KANO-TOPSIS Model for AI Based New Product Development: Focusing on the Case of Developing Voice Assistant System for Vehicles (KANO-TOPSIS 모델을 이용한 지능형 신제품 개발: 차량용 음성비서 시스템 개발 사례)

  • Yang, Sungmin;Tak, Junhyuk;Kwon, Donghwan;Chung, Doohee
    • Journal of Intelligence and Information Systems
    • /
    • v.28 no.1
    • /
    • pp.287-310
    • /
    • 2022
  • Companies' interest in developing AI-based intelligent new products is increasing. Recently, the main concern of companies is to innovate customer experience and create new values by developing new products through the effective use of Artificial intelligence technology. However, due to the nature of products based on radical technologies such as artificial intelligence, intelligent products differ from existing products and development methods, so it is clear that there is a limitation to applying the existing development methodology as it is. This study proposes a new research method based on KANO-TOPSIS for the successful development of AI-based intelligent new products by using car voice assistants as an example. Using the KANO model, select and evaluate functions that customers think are necessary for new products, and use the TOPSIS method to derives priorities by finding the importance of functions that customers need. For the analysis, major categories such as vehicle condition check and function control elements, driving-related elements, characteristics of voice assistant itself, infotainment elements, and daily life support elements were selected and customer demand attributes were subdivided. As a result of the analysis, high recognition accuracy should be considered as a top priority in the development of car voice assistants.

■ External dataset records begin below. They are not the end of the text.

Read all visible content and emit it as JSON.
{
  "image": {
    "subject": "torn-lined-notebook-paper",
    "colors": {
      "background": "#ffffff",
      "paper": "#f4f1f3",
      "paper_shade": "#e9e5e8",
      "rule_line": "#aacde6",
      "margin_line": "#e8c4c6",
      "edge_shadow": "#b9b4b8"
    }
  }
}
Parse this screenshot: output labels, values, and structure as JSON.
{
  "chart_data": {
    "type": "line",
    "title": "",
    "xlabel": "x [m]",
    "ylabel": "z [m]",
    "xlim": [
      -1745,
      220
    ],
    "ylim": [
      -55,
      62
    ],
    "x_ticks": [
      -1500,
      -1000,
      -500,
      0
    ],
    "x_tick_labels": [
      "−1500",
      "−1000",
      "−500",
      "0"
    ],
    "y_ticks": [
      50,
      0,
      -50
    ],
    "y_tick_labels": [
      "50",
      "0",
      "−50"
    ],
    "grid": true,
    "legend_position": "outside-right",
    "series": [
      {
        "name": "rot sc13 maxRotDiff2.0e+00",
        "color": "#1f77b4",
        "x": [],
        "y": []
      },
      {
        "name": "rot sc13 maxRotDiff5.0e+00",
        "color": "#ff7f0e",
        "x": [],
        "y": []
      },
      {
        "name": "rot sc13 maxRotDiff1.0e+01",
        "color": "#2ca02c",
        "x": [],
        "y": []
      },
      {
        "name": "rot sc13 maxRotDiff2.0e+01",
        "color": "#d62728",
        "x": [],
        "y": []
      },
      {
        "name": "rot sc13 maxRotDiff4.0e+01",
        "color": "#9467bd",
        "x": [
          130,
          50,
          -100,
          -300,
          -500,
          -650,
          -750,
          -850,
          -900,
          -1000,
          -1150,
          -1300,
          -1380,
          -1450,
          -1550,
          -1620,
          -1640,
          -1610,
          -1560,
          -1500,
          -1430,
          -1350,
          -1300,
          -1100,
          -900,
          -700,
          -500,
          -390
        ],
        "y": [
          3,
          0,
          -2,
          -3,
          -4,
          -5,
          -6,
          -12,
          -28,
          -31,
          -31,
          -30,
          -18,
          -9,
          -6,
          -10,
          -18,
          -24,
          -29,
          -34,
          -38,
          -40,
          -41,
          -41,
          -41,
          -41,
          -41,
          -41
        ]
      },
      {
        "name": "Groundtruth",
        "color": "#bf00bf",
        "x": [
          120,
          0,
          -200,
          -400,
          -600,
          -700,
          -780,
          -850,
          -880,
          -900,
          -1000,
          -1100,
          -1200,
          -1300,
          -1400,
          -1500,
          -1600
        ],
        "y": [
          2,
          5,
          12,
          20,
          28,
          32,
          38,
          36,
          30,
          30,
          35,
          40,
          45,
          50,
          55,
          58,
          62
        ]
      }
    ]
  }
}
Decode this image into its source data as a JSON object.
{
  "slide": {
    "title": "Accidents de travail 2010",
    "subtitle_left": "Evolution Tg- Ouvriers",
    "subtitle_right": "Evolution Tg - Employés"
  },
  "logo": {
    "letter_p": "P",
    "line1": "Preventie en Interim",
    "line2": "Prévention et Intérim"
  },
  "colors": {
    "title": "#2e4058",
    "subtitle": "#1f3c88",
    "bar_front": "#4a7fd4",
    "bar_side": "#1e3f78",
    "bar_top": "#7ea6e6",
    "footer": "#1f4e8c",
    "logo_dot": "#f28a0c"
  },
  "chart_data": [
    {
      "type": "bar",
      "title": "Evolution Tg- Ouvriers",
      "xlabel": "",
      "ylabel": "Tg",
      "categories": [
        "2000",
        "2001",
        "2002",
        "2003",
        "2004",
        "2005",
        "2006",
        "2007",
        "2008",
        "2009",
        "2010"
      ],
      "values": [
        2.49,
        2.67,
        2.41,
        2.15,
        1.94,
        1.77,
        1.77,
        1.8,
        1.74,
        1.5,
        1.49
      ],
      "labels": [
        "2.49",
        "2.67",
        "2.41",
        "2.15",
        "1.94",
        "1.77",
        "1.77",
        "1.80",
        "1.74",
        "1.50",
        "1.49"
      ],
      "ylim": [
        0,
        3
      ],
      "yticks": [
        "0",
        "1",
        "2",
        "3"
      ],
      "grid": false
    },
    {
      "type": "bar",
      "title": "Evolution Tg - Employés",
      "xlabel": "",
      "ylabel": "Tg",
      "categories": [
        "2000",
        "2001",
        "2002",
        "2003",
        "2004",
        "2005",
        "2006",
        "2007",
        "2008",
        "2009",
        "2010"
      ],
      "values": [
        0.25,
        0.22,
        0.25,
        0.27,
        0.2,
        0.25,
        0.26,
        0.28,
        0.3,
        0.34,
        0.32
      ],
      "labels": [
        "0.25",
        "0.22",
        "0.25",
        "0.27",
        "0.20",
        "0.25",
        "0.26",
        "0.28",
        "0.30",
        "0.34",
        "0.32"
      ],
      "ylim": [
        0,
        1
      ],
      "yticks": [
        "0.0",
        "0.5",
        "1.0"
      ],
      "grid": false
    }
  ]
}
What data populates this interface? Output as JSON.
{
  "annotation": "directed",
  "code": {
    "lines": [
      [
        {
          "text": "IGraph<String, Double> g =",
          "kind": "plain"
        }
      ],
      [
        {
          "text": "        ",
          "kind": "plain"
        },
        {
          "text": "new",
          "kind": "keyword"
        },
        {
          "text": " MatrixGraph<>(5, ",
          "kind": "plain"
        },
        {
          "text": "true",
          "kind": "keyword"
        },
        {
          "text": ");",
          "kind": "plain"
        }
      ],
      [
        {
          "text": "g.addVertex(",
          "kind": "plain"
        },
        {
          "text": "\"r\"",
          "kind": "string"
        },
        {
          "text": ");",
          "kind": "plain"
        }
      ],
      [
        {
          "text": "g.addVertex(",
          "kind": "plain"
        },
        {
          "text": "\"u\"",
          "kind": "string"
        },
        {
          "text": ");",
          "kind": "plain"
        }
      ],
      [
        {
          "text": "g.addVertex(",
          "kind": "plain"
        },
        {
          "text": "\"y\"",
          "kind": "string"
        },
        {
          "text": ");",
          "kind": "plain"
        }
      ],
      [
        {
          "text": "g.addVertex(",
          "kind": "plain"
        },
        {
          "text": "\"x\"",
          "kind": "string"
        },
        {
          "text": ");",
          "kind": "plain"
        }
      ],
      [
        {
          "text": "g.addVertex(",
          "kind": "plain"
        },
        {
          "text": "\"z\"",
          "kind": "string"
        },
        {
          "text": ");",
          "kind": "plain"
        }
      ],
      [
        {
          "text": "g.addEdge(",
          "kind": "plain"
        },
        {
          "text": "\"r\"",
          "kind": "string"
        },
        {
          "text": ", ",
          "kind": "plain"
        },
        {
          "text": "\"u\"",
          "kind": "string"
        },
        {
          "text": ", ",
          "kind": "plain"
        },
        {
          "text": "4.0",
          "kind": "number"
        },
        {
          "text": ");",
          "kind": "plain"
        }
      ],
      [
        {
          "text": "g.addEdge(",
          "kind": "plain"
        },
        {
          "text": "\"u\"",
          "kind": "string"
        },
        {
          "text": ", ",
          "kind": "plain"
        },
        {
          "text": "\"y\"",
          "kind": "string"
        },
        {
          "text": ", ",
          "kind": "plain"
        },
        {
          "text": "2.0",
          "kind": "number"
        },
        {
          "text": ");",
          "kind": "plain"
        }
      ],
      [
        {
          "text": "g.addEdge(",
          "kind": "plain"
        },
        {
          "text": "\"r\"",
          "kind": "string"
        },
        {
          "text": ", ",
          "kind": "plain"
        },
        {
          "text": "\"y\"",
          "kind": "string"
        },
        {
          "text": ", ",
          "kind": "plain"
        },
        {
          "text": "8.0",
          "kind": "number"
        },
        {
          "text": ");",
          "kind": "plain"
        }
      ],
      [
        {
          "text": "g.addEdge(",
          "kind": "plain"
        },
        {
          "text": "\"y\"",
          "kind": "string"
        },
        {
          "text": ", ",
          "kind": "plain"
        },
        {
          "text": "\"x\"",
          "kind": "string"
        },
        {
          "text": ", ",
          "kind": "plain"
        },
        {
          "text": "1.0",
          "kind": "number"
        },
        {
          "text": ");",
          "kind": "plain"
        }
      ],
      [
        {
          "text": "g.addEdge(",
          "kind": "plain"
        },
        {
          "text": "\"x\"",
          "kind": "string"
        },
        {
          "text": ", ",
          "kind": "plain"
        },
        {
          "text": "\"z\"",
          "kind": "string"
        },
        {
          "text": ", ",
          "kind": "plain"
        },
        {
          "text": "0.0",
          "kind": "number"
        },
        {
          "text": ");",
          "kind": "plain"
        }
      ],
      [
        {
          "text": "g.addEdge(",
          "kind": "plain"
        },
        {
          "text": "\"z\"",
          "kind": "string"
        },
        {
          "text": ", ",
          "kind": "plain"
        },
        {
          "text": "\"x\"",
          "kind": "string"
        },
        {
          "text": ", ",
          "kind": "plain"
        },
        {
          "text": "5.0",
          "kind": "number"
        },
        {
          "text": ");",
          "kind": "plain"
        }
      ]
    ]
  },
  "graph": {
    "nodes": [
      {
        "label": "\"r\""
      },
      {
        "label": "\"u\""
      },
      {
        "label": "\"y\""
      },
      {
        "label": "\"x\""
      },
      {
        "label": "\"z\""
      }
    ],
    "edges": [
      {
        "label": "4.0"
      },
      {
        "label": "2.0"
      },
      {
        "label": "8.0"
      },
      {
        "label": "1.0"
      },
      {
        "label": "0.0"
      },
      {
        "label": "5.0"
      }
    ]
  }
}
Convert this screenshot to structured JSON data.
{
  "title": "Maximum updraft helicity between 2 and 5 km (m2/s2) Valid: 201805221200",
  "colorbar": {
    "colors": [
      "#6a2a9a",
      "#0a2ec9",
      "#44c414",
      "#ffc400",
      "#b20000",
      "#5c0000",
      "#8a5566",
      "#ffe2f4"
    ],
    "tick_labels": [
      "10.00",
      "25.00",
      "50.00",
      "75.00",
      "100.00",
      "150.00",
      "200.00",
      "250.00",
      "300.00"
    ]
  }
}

Infotainment elements that provide customized content based on driver's biometric information and usage habits showed lower priorities than expected, while functions related to driver safety such as vehicle condition notification, driving assistance, and security, also showed as the functions that should be developed preferentially. This study is meaningful in that it presented a new product development methodology suitable for the characteristics of AI-based intelligent new products with innovative characteristics through an excellent model combining KANO and TOPSIS.